I know why Sarbanes-Oxley [SOX] came into existence: to give one of America’s least productive Senators a fitting legacy. I think the legislation was perhaps well-intended, but on the whole, it has perhaps imposed more costs than produced benefits. Today I am faced with one of the costs: Lafarge SA has delisted, and now trades on the pink sheets. Now, big institutional investors will buy and sell shares of this fine firm on the Paris bourse, but I’m not big, so I end up with an illiquid nonsponsored ADR. This is the third time this has happened to me since the passage of SOX, because my investing travels the world in a cheap way, through ADRs.
It has been said in many ways, but I will summarize it in this way: there is price, quantity, and quality. You can at most regulate two out of three, and usually, it’s not wise for a government to regulate more than one variable at a time. Often, it is wisest not to regulate, unless there are material problems in quality that ordinary people cannot verify, and yet ordinary people have a common need for (think of food safety, and our government does well at that, but could do better).

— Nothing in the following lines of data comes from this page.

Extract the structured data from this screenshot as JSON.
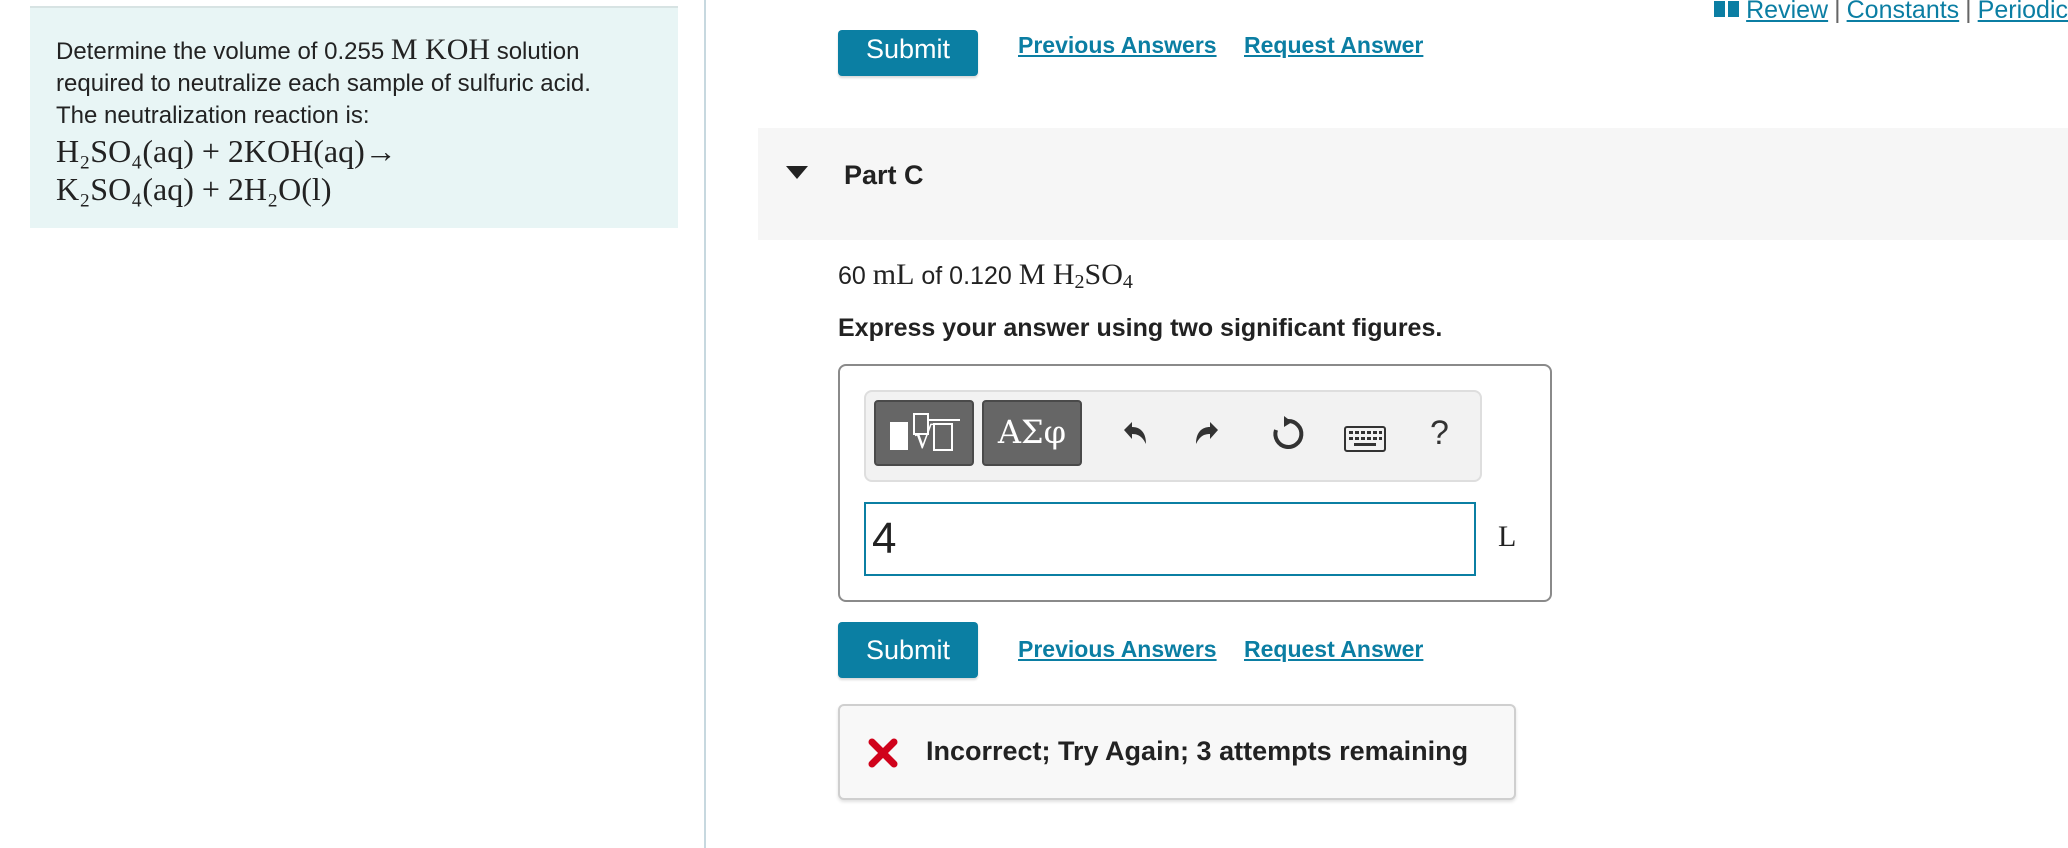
{
  "problem": {
    "line1_pre": "Determine the volume of 0.255",
    "line1_math": "M KOH",
    "line1_post": "solution",
    "line2": "required to neutralize each sample of sulfuric acid.",
    "line3": "The neutralization reaction is:",
    "eq_line1": "H₂SO₄(aq) + 2KOH(aq)→",
    "eq_line2": "K₂SO₄(aq) + 2H₂O(l)"
  },
  "top_links": {
    "review": "Review",
    "constants": "Constants",
    "periodic": "Periodic",
    "separator": "|"
  },
  "prev_part": {
    "submit": "Submit",
    "previous_answers": "Previous Answers",
    "request_answer": "Request Answer"
  },
  "part": {
    "title": "Part C",
    "question_num": "60",
    "question_unit": "mL",
    "question_of": "of 0.120",
    "question_conc": "M H",
    "question_sub1": "2",
    "question_so": "SO",
    "question_sub2": "4",
    "instruction": "Express your answer using two significant figures."
  },
  "toolbar": {
    "templates_icon": "templates-icon",
    "greek_label": "ΑΣφ",
    "help_label": "?"
  },
  "answer": {
    "value": "4",
    "unit": "L"
  },
  "actions": {
    "submit": "Submit",
    "previous_answers": "Previous Answers",
    "request_answer": "Request Answer"
  },
  "feedback": {
    "message": "Incorrect; Try Again; 3 attempts remaining"
  },
  "colors": {
    "accent": "#0b7fa3",
    "problem_bg": "#e8f5f5",
    "error": "#d0021b"
  }
}
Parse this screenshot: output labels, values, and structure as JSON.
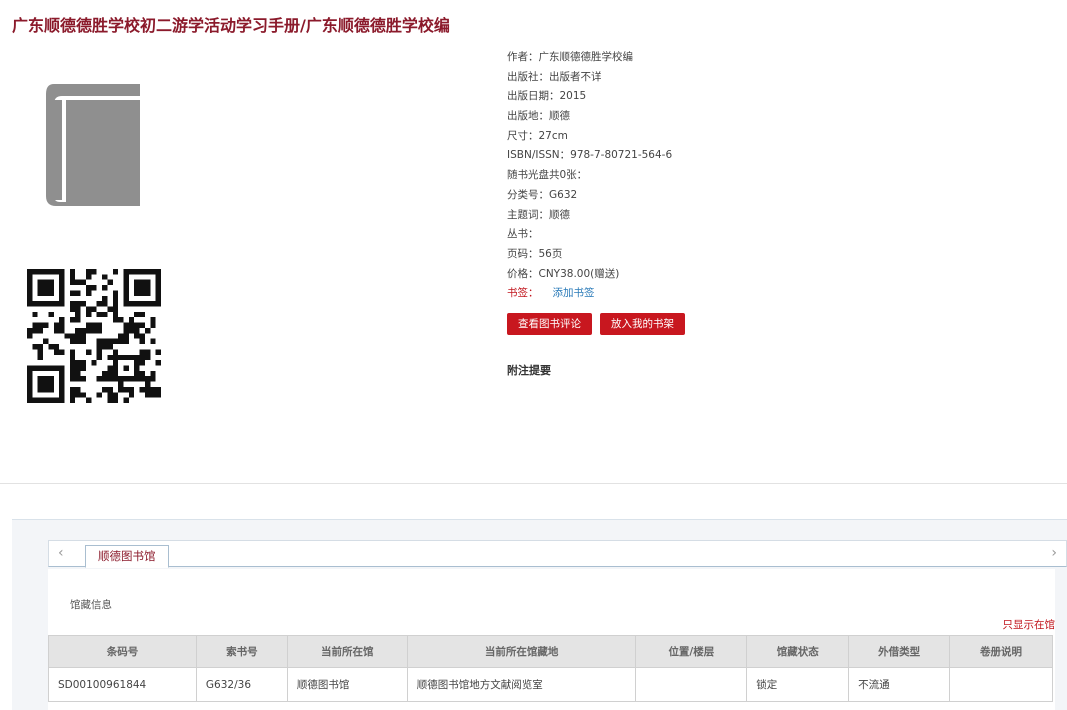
{
  "title": "广东顺德德胜学校初二游学活动学习手册/广东顺德德胜学校编",
  "icons": {
    "cover": "book-cover-icon",
    "qr": "qr-code"
  },
  "meta": {
    "author": {
      "label": "作者：",
      "value": "广东顺德德胜学校编"
    },
    "publisher": {
      "label": "出版社：",
      "value": "出版者不详"
    },
    "pub_date": {
      "label": "出版日期：",
      "value": "2015"
    },
    "pub_place": {
      "label": "出版地：",
      "value": "顺德"
    },
    "size": {
      "label": "尺寸：",
      "value": "27cm"
    },
    "isbn": {
      "label": "ISBN/ISSN：",
      "value": "978-7-80721-564-6"
    },
    "disc": {
      "label": "随书光盘共0张：",
      "value": ""
    },
    "class_no": {
      "label": "分类号：",
      "value": "G632"
    },
    "subject": {
      "label": "主题词：",
      "value": "顺德"
    },
    "series": {
      "label": "丛书：",
      "value": ""
    },
    "pages": {
      "label": "页码：",
      "value": "56页"
    },
    "price": {
      "label": "价格：",
      "value": "CNY38.00(赠送)"
    },
    "bookmark": {
      "label": "书签：",
      "link": "添加书签"
    }
  },
  "buttons": {
    "reviews": "查看图书评论",
    "shelf": "放入我的书架"
  },
  "abstract_label": "附注提要",
  "tabs": {
    "left_arrow": "‹",
    "right_arrow": "›",
    "library": "顺德图书馆"
  },
  "holdings": {
    "label": "馆藏信息",
    "only_available": "只显示在馆",
    "columns": [
      "条码号",
      "索书号",
      "当前所在馆",
      "当前所在馆藏地",
      "位置/楼层",
      "馆藏状态",
      "外借类型",
      "卷册说明"
    ],
    "rows": [
      [
        "SD00100961844",
        "G632/36",
        "顺德图书馆",
        "顺德图书馆地方文献阅览室",
        "",
        "锁定",
        "不流通",
        ""
      ]
    ]
  },
  "colors": {
    "title": "#8b1a2b",
    "button": "#c8171f",
    "link": "#2a7ab8",
    "alert": "#c0141c"
  }
}
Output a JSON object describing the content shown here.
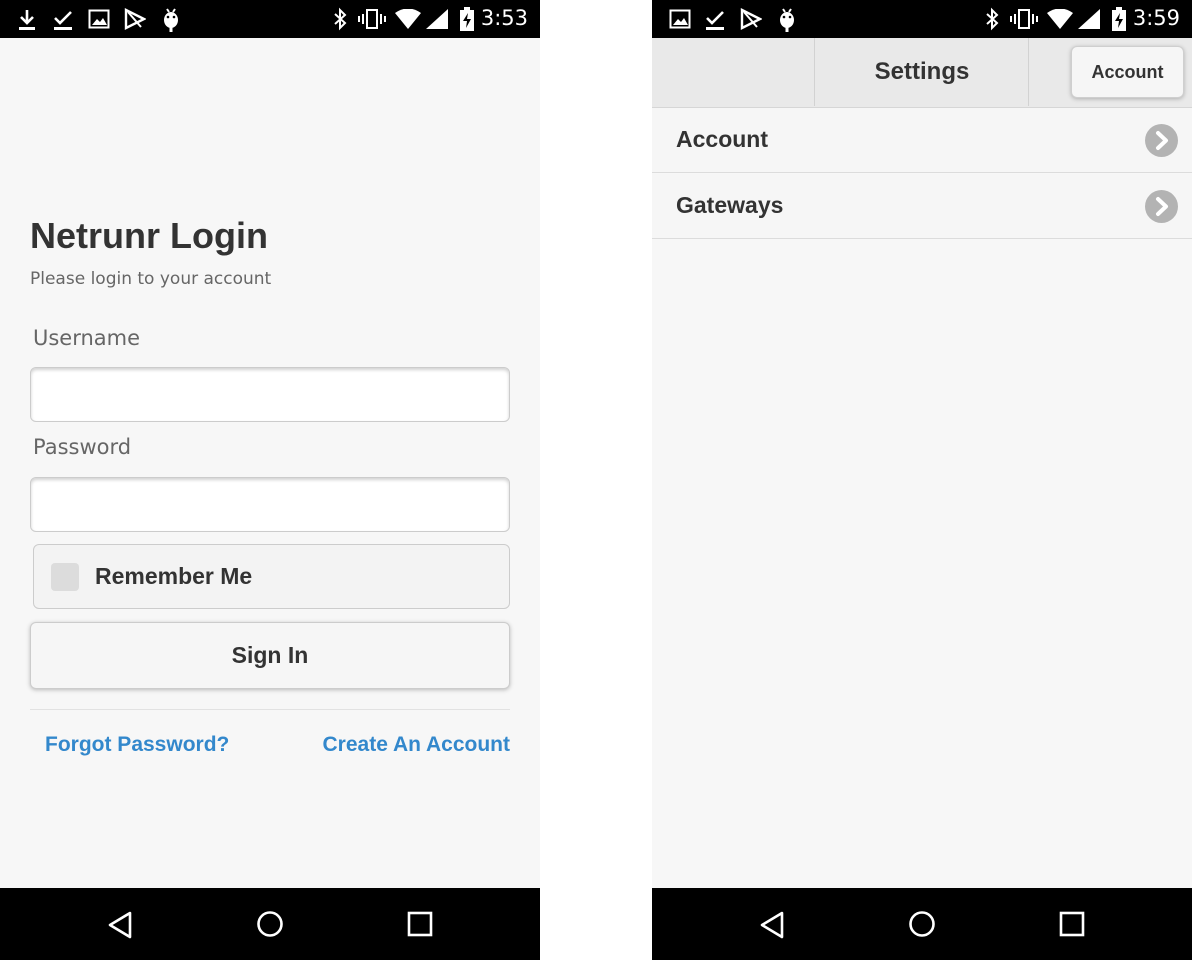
{
  "left_screen": {
    "status_bar": {
      "time": "3:53"
    },
    "login": {
      "title": "Netrunr Login",
      "subtitle": "Please login to your account",
      "username_label": "Username",
      "username_value": "",
      "password_label": "Password",
      "password_value": "",
      "remember_label": "Remember Me",
      "remember_checked": false,
      "signin_label": "Sign In",
      "forgot_link": "Forgot Password?",
      "create_link": "Create An Account"
    }
  },
  "right_screen": {
    "status_bar": {
      "time": "3:59"
    },
    "header": {
      "title": "Settings",
      "account_button": "Account"
    },
    "list": [
      {
        "label": "Account",
        "icon": "chevron-right-icon"
      },
      {
        "label": "Gateways",
        "icon": "chevron-right-icon"
      }
    ]
  },
  "colors": {
    "link": "#3388cc",
    "bars": "#000000",
    "background": "#f7f7f7"
  }
}
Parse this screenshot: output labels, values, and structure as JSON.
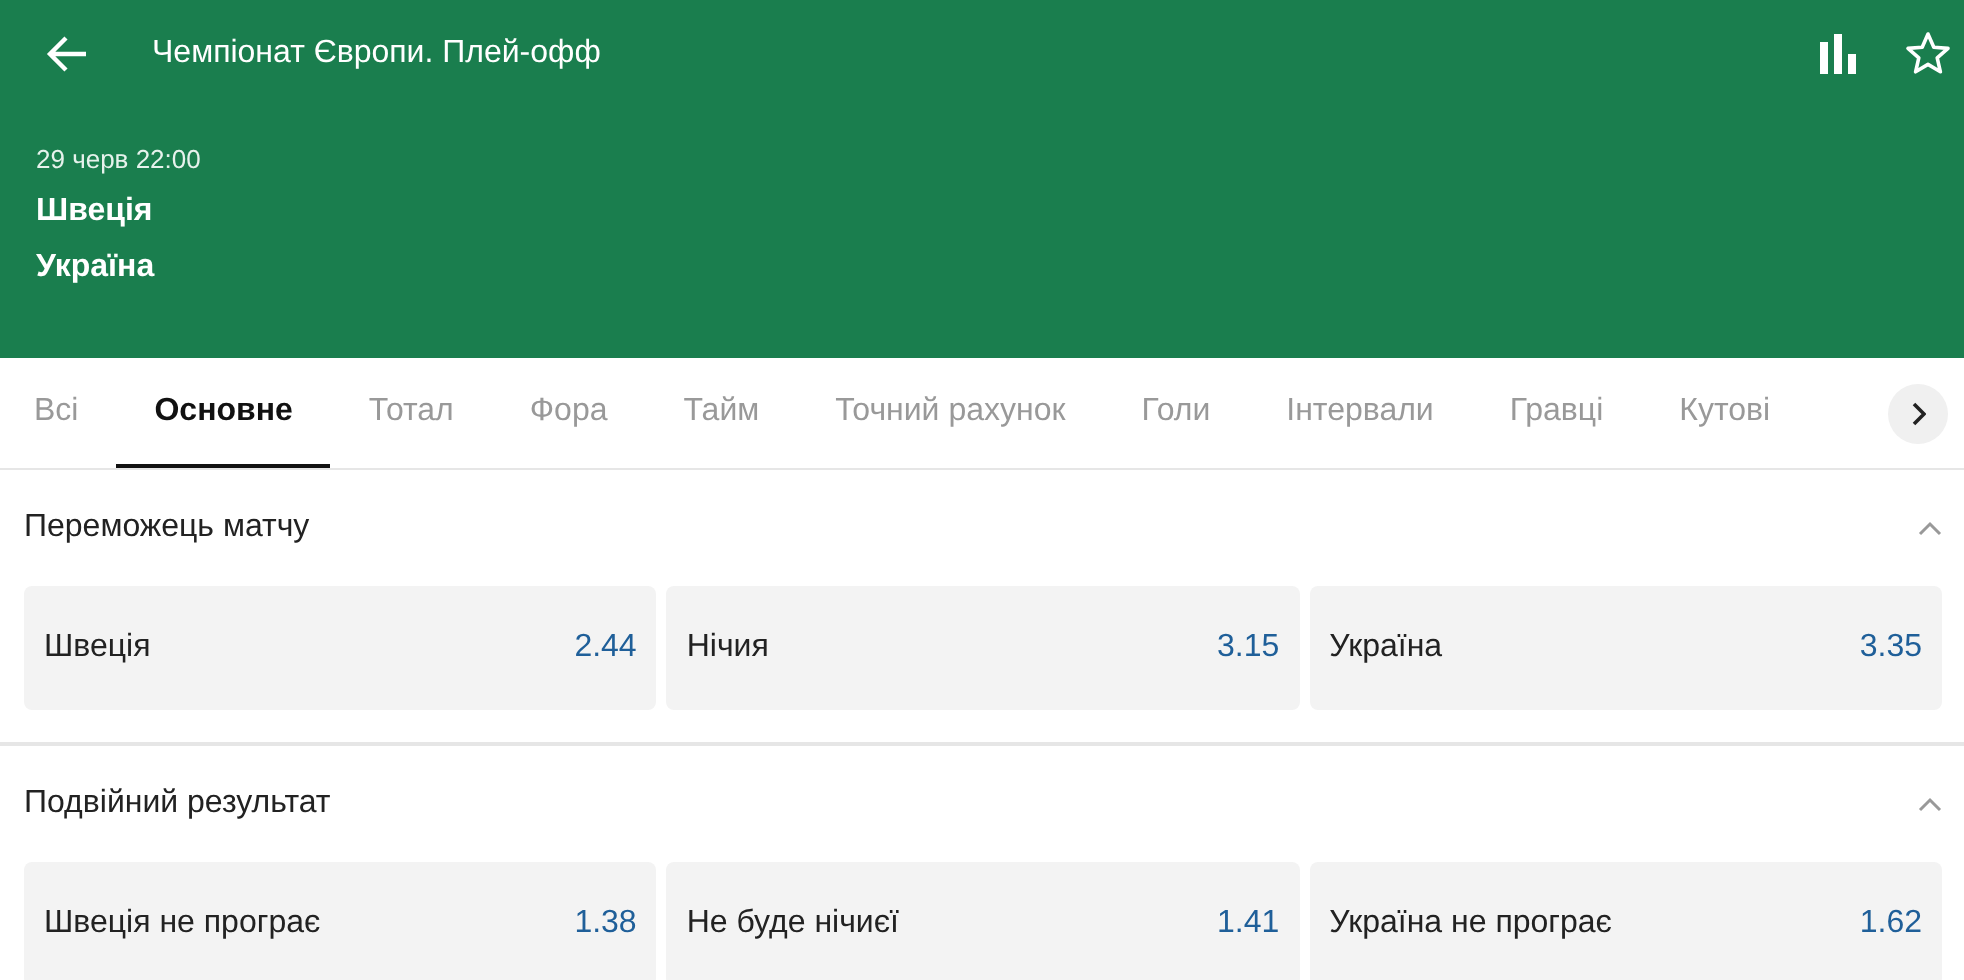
{
  "header": {
    "title": "Чемпіонат Європи. Плей-офф",
    "date": "29 черв 22:00",
    "teams": [
      "Швеція",
      "Україна"
    ],
    "favorite": false
  },
  "tabs": [
    {
      "label": "Всі",
      "selected": false
    },
    {
      "label": "Основне",
      "selected": true
    },
    {
      "label": "Тотал",
      "selected": false
    },
    {
      "label": "Фора",
      "selected": false
    },
    {
      "label": "Тайм",
      "selected": false
    },
    {
      "label": "Точний рахунок",
      "selected": false
    },
    {
      "label": "Голи",
      "selected": false
    },
    {
      "label": "Інтервали",
      "selected": false
    },
    {
      "label": "Гравці",
      "selected": false
    },
    {
      "label": "Кутові",
      "selected": false
    }
  ],
  "markets": [
    {
      "title": "Переможець матчу",
      "expanded": true,
      "outcomes": [
        {
          "label": "Швеція",
          "odds": "2.44"
        },
        {
          "label": "Нічия",
          "odds": "3.15"
        },
        {
          "label": "Україна",
          "odds": "3.35"
        }
      ]
    },
    {
      "title": "Подвійний результат",
      "expanded": true,
      "outcomes": [
        {
          "label": "Швеція не програє",
          "odds": "1.38"
        },
        {
          "label": "Не буде нічиєї",
          "odds": "1.41"
        },
        {
          "label": "Україна не програє",
          "odds": "1.62"
        }
      ]
    }
  ]
}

Large companies are complex, and the accounting is more so. The personal burdens placed on the CEO and CFO are misplaced, in my opinion, and the degree of auditing/testing prior to SOX was adequate to catch most abusive situations. Are financial statements higher quality now? Yes, but at a cost: Higher accounting costs, particularly for smaller firms, more firms going private, and fewer foreign firms listed in the US. (Note to those pushing for unification of GAAP and IFRS. If you’re trying to get more listings in the US, it would be better to aim for reform of SOX. If GAAP and IFRS are the same, and I were a medium-sized US firm, maybe I would list in London.)
There is a logical balancing point to regulation, and SOX tipped the balance, imposing more costs than the value of improvements in quality.